On the face of it, navigating the shift in global trading patterns should not present too great a challenge. Risk has always been inherent to commercial growth and expansion, so it stands to reason that treasurers should be prepared for the rise to prominence of new and less familiar markets that might present a challenge from a risk management perspective. However, difficulties associated with assessing the risk of unfamiliar markets and counterparties, and dealing with new currencies, are playing out against a backdrop of unprecedented regulatory development.

Herein lies the real challenge. Regulation is causing significant shifts to both the traditional suppliers of capital and how risk is managed, and is therefore sounding the death knell for many historical cash and risk management practices.

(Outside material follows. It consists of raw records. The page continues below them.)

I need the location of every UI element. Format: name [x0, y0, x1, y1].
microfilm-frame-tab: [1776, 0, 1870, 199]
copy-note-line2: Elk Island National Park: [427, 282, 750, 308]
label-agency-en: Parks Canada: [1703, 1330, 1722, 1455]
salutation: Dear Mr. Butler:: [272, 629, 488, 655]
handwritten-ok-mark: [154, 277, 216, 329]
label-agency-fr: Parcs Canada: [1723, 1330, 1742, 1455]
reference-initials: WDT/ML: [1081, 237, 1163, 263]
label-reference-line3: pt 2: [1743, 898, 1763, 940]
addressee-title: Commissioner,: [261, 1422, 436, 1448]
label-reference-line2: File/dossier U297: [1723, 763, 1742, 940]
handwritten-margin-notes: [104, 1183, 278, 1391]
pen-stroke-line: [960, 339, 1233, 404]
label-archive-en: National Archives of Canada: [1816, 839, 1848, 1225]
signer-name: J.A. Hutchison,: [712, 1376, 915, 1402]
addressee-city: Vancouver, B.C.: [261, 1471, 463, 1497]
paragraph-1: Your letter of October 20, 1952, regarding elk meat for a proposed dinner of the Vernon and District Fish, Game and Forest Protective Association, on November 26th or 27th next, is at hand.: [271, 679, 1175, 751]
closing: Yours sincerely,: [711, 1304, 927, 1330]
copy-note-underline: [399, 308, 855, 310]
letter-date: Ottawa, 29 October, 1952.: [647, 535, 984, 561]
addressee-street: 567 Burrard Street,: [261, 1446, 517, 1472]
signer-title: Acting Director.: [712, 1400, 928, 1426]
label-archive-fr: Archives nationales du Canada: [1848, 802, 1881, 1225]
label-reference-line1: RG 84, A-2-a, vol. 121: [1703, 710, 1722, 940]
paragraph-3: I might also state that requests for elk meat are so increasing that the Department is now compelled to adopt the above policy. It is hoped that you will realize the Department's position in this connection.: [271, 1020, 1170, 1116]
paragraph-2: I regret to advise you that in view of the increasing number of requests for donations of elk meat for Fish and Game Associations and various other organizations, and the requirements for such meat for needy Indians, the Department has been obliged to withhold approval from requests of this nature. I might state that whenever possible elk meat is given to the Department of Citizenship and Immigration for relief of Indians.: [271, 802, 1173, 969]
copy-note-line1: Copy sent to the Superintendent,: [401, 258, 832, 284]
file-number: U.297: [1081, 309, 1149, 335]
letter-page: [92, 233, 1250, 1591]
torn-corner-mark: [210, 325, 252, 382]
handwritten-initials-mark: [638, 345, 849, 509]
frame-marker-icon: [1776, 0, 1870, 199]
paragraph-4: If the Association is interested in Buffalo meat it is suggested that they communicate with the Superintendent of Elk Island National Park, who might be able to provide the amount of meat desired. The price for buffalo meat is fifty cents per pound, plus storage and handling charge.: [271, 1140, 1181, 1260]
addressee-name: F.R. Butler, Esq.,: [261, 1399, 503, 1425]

Of course, change is never easy, and can be equally hampered by internal inefficiencies and outdated attitudes as by tough external market conditions, but current and future uncertainty makes new cash and risk management strategies essential.

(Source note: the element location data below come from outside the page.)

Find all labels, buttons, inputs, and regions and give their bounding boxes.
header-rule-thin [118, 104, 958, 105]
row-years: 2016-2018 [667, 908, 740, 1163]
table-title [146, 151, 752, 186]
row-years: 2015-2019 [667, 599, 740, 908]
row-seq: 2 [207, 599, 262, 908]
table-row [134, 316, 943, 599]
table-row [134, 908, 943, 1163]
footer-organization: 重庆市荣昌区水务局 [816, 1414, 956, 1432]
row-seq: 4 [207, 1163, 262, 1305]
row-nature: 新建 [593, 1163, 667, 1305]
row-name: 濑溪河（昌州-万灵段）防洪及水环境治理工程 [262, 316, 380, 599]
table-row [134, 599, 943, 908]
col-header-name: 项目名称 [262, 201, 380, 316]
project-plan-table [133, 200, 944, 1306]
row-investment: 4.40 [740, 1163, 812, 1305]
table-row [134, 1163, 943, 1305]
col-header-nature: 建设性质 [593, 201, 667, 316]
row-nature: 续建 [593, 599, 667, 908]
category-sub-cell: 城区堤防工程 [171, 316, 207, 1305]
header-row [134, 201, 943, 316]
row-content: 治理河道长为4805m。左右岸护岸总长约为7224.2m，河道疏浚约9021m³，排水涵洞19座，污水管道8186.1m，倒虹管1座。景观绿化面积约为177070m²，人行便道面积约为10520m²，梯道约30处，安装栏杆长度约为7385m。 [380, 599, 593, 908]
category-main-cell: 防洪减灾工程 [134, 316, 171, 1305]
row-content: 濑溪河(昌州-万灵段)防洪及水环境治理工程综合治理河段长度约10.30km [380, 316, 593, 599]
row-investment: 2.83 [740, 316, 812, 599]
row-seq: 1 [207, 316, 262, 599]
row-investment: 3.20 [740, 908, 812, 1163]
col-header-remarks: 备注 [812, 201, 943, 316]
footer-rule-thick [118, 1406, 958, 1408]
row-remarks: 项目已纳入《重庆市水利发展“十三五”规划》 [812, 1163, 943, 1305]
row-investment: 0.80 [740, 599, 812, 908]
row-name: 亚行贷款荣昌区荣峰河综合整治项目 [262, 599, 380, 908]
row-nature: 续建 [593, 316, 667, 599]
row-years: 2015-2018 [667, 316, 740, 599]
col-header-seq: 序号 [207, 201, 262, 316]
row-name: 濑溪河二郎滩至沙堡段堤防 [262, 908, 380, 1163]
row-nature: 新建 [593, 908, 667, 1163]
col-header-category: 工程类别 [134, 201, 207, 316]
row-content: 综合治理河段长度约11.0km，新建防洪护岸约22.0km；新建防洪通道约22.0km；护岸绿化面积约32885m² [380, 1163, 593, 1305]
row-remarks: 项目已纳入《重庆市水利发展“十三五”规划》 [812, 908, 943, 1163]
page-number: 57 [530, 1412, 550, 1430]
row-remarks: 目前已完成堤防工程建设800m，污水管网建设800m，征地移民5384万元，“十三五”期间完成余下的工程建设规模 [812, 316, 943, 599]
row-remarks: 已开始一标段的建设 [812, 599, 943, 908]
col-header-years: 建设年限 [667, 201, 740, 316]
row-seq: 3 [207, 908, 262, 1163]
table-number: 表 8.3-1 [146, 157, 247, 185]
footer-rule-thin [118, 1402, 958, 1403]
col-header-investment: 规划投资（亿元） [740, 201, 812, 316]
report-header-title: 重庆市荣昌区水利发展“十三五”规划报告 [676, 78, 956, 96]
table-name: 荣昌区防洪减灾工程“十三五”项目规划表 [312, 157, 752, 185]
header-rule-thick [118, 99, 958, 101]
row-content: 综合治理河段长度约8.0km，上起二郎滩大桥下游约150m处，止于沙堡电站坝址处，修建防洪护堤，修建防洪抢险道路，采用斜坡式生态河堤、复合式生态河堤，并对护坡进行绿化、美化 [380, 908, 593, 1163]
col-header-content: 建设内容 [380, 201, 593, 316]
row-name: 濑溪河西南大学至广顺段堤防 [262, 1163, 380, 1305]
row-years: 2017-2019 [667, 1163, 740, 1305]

Devising these strategies requires two things. Firstly, it depends on a detailed understanding of the evolving commercial landscape, and the effect the changes have on individual businesses. Secondly, it relies on the ability to translate this understanding into risk mitigation and cash optimisation strategies that minimise danger, without letting opportunity pass. Banks should be able to help on both counts, although many are finding managing market uncertainty equally challenging as a result of regulation.

The Basel III capital adequacy regime is a case in point. Much has been made of some of the accord’s unintended consequences, such as its potential to increase borrowing costs (making working capital optimisation all the more important), but other features have garnered less attention despite their gravity. One such example is the pressure that Basel III puts on banks to shrink balance sheets and hold longer-term deposits, which will fundamentally change corporate cash management.

Strategic Thinking

In order to meet these requirements, some banks may opt to turn down short-term corporate deposits, in favour of those that can be locked-up for longer periods. If treasurers are to ensure that available cash resources are optimised, this heralds an end to the days of simply depositing funds with relationship banks, and the beginning of an age of more strategic investment.

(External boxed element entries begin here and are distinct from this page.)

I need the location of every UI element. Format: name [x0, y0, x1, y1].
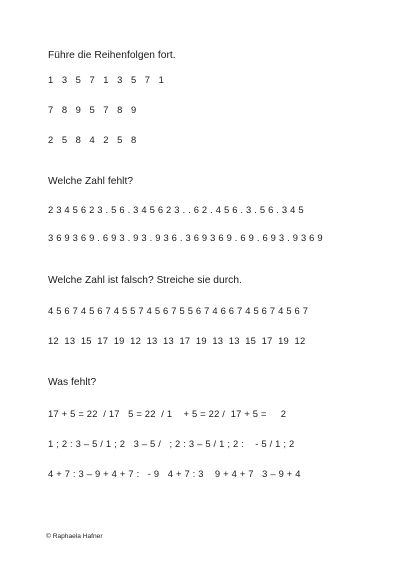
section-3-heading: Welche Zahl ist falsch? Streiche sie durch.	[48, 275, 242, 286]
sequence-row: 2 5 8 4 2 5 8	[48, 134, 137, 145]
copyright-footer: © Raphaela Hafner	[46, 533, 103, 540]
sequence-row: 2 3 4 5 6 2 3 . 5 6 . 3 4 5 6 2 3 . . 6 2 . 4 5 6 . 3 . 5 6 . 3 4 5	[48, 204, 304, 215]
section-4-heading: Was fehlt?	[48, 377, 97, 388]
sequence-row: 12 13 15 17 19 12 13 13 17 19 13 13 15 17 19 12	[48, 335, 306, 346]
sequence-row: 3 6 9 3 6 9 . 6 9 3 . 9 3 . 9 3 6 . 3 6 9 3 6 9 . 6 9 . 6 9 3 . 9 3 6 9	[48, 232, 323, 243]
sequence-row: 7 8 9 5 7 8 9	[48, 104, 137, 115]
sequence-row: 4 5 6 7 4 5 6 7 4 5 5 7 4 5 6 7 5 5 6 7 4 6 6 7 4 5 6 7 4 5 6 7	[48, 305, 309, 316]
section-2-heading: Welche Zahl fehlt?	[48, 176, 134, 187]
equation-row: 17 + 5 = 22 / 17 5 = 22 / 1 + 5 = 22 / 17 + 5 = 2	[48, 408, 287, 419]
equation-row: 1 ; 2 : 3 – 5 / 1 ; 2 3 – 5 / ; 2 : 3 – 5 / 1 ; 2 : - 5 / 1 ; 2	[48, 438, 295, 449]
equation-row: 4 + 7 : 3 – 9 + 4 + 7 : - 9 4 + 7 : 3 9 + 4 + 7 3 – 9 + 4	[48, 468, 301, 479]
section-1-heading: Führe die Reihenfolgen fort.	[48, 50, 176, 61]
sequence-row: 1 3 5 7 1 3 5 7 1	[48, 74, 165, 85]
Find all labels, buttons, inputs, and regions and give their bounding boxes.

Of course, the need for a more calculated approach to cash management hasn’t gone unnoticed in the corporate world. Some companies have already sought to recruit members of staff with investment management backgrounds – much in the same way that some companies have employed working capital specialists. But as the global economy returns to a growth footing there is still, by and large, too great an emphasis on caution, which has manifested in the tightening of risk controls.

This trend has admittedly led to some positive developments, such as a growing demand for holding reports and a rise in the development of electronic platforms designed to collate and present this information. Yet security of cash can no longer be companies’ only consideration; cash also needs to be working hard if it is to fund future business development. In other words, cash needs to be both safe and active.

Specialist Support

From a practical perspective, striking the optimal balance between risk and reward requires transparency with regard to how cash is managed throughout the end-to-end value chain, as well as access to a diverse range of investment options so that short and long-term business objectives can be met. Efforts to minimise risk with respect to cash optimisation must then be supported by options to mitigate risk and optimise working capital throughout the business cycle (cash and trade processes being inextricably interwoven) ensuring that risk is managed and proprietary funds optimised at all levels.

Tackling these challenges can seem daunting, but it needn’t be impossible, given access to the right tools and support. This is where banks can add real value as both strategic advisors and solution providers, especially when combining the strengths of specialist global providers of cash management services and trade processing solutions, with the local expertise and service of house banks.

There are myriad uncertainties that corporates must now manage, ranging from the ramifications of the debt overhang in the US and Europe, to the longer-term outcomes of the rise of emerging economies and technological advances with regards to the speed and transparency of financial data. These are all significant challenges, but they can be addressed with a willingness to embrace change, and the necessary support.